My ears twitched - 'Since when can my ears twitch?' - as the wizard switched languages and shouted something nasty at the large albino humanoid before him. The language was Elfish, I was sure of it. I was less of sure why I could understand even a word of it but my comprehension was getting better at a rapid pace. There was an odd sense of deja vu about it, like it was something I'd learned in a dream once and was only now remembering.
He raised his staff high, painful light pulsing from the gem at its top. The light was strong enough that my eyes watered but I stubbornly kept watching. His voice was loud and echoed with something otherworldly as he made his pronouncement in Elfish. "BY THE FLAME OF $%#$% YOU SHALL NOT PASS!"
His staff swung down, striking the bridge with an earth-wrenching jolt. A five-ton segment in front of him snapped and fell, the white creature and a half dozen of his sword-wielding brethren falling along with it. The wizard seemed tired but quite pleased with how he'd killed all those sapient creatures. I had a solid feeling now that they'd been right to lock up he-who-talks-to-moths. Given his power and temperament I was surprised they hadn't gone a step further.
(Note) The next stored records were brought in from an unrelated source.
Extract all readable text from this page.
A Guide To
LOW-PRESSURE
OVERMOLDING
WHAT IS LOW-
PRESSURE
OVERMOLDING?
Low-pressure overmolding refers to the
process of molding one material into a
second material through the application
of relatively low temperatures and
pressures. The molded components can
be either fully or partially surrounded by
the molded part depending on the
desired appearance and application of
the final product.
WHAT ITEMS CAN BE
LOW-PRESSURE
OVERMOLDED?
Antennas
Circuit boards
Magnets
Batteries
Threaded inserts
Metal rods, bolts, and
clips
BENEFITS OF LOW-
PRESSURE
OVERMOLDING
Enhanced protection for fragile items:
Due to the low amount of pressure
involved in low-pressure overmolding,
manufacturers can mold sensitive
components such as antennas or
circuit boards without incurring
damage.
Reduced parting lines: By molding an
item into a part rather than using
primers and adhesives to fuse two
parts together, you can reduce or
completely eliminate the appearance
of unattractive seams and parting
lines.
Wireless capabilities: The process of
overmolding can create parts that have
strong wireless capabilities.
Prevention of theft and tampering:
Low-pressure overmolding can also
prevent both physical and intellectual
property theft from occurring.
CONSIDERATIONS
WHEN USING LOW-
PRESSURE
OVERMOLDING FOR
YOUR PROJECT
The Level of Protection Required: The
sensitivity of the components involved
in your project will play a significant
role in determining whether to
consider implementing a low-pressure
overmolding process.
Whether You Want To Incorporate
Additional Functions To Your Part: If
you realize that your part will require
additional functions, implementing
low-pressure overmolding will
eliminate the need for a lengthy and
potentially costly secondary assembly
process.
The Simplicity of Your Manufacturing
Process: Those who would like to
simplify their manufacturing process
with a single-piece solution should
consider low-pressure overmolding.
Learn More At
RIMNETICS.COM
The arrows halted as a giant eye of fire appeared, the pupil such a pristine and deep darkness that it took my breath away with its beauty. I didn't have the damndest as to why I found it so fetching but if I didn't have multiple limbs broken I'd be compelled to make a sketch to remember it by. Instead I watched in rapt attention as a black knight built from fire and shadow strode from the pupils depths. He raised his smoking metal-clad hand and sent waves of gravity-like force beating down on the wizard in waves of black. A sphere of light from the wizard's staff was his countermeasure but I could tell that the newcomer was the stronger of the two. The black knight's darkness kept the wizard's hateful light spell from harming me and sent the maniac to his knees.
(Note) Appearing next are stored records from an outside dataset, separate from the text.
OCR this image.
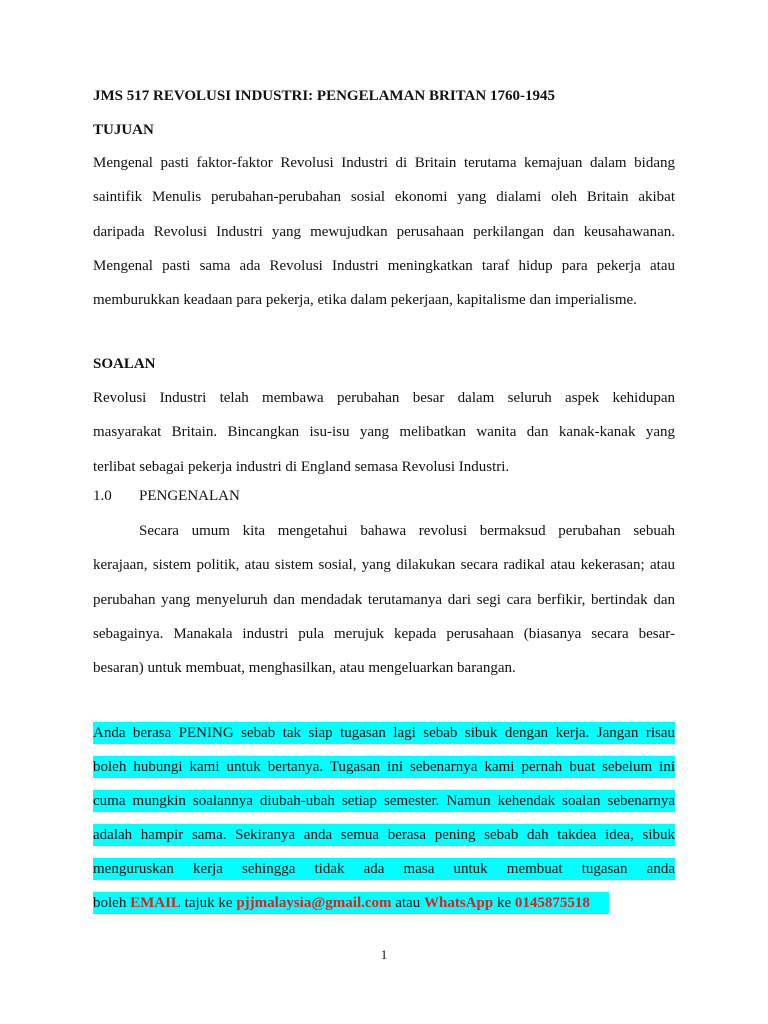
JMS 517 REVOLUSI INDUSTRI: PENGELAMAN BRITAN 1760-1945
TUJUAN
Mengenal pasti faktor-faktor Revolusi Industri di Britain terutama kemajuan dalam bidang
saintifik Menulis perubahan-perubahan sosial ekonomi yang dialami oleh Britain akibat
daripada Revolusi Industri yang mewujudkan perusahaan perkilangan dan keusahawanan.
Mengenal pasti sama ada Revolusi Industri meningkatkan taraf hidup para pekerja atau
memburukkan keadaan para pekerja, etika dalam pekerjaan, kapitalisme dan imperialisme.
SOALAN
Revolusi Industri telah membawa perubahan besar dalam seluruh aspek kehidupan
masyarakat Britain. Bincangkan isu-isu yang melibatkan wanita dan kanak-kanak yang
terlibat sebagai pekerja industri di England semasa Revolusi Industri.
1.0 PENGENALAN
Secara umum kita mengetahui bahawa revolusi bermaksud perubahan sebuah
kerajaan, sistem politik, atau sistem sosial, yang dilakukan secara radikal atau kekerasan; atau
perubahan yang menyeluruh dan mendadak terutamanya dari segi cara berfikir, bertindak dan
sebagainya. Manakala industri pula merujuk kepada perusahaan (biasanya secara besar-
besaran) untuk membuat, menghasilkan, atau mengeluarkan barangan.
Anda berasa PENING sebab tak siap tugasan lagi sebab sibuk dengan kerja. Jangan risau
boleh hubungi kami untuk bertanya. Tugasan ini sebenarnya kami pernah buat sebelum ini
cuma mungkin soalannya diubah-ubah setiap semester. Namun kehendak soalan sebenarnya
adalah hampir sama. Sekiranya anda semua berasa pening sebab dah takdea idea, sibuk
menguruskan kerja sehingga tidak ada masa untuk membuat tugasan anda
boleh EMAIL tajuk ke pjjmalaysia@gmail.com atau WhatsApp ke 0145875518
1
A grumbling from the bridge in response to the magical onslaught reminded me that running was a better option than staying to watch the fight, no matter how much more exciting it was than the dueling club during second year.
'Huh?' My option to continue watching was abruptly taken away as the fight ended in a moment. Further proving his insanity the old wizard tossed himself off the bridge. 'That was anticlimactic.' It was hard to feel bad about his death when I was still nursing the pain of three broken bones - more if he'd managed to crack my ribs.
The burning eye swiveled, tracking something. Curious, I followed its line of sight. "Fils de pute," I hissed. The mad wizard was riding atop what looked like a giant eagle. Outside the unnatural gloom of the area the world was being overtaken by pre-dawn light which gave me an annoyingly good view of wizard's scrawny legs as he rode astride his deus ex machina. Or, given that he was a fairly powerful wizard, perhaps some sort of beast he'd transfigured from a bridge stone as he fell.
Another grumble from the bridge had me scrambling, not stopping until I was back in the black of the primeval woods. I felt safer once I was sheltered by the trees. Some of it, I suspected, came from the instincts of my spider half. The rest came from a genuine pattern of being assaulted by unfriendly humanoids every time I left the forest's embrace. Not that the woods were entirely safe. I was injured and without a wand - 'Damn him!' - and there were some freakishly large bugs in the area. I could really use some giant spiders around right now, even if they did call me grandma and have sacs of liquified animals lying around. Surprisingly tasty sacs. Damn, I was hungry again.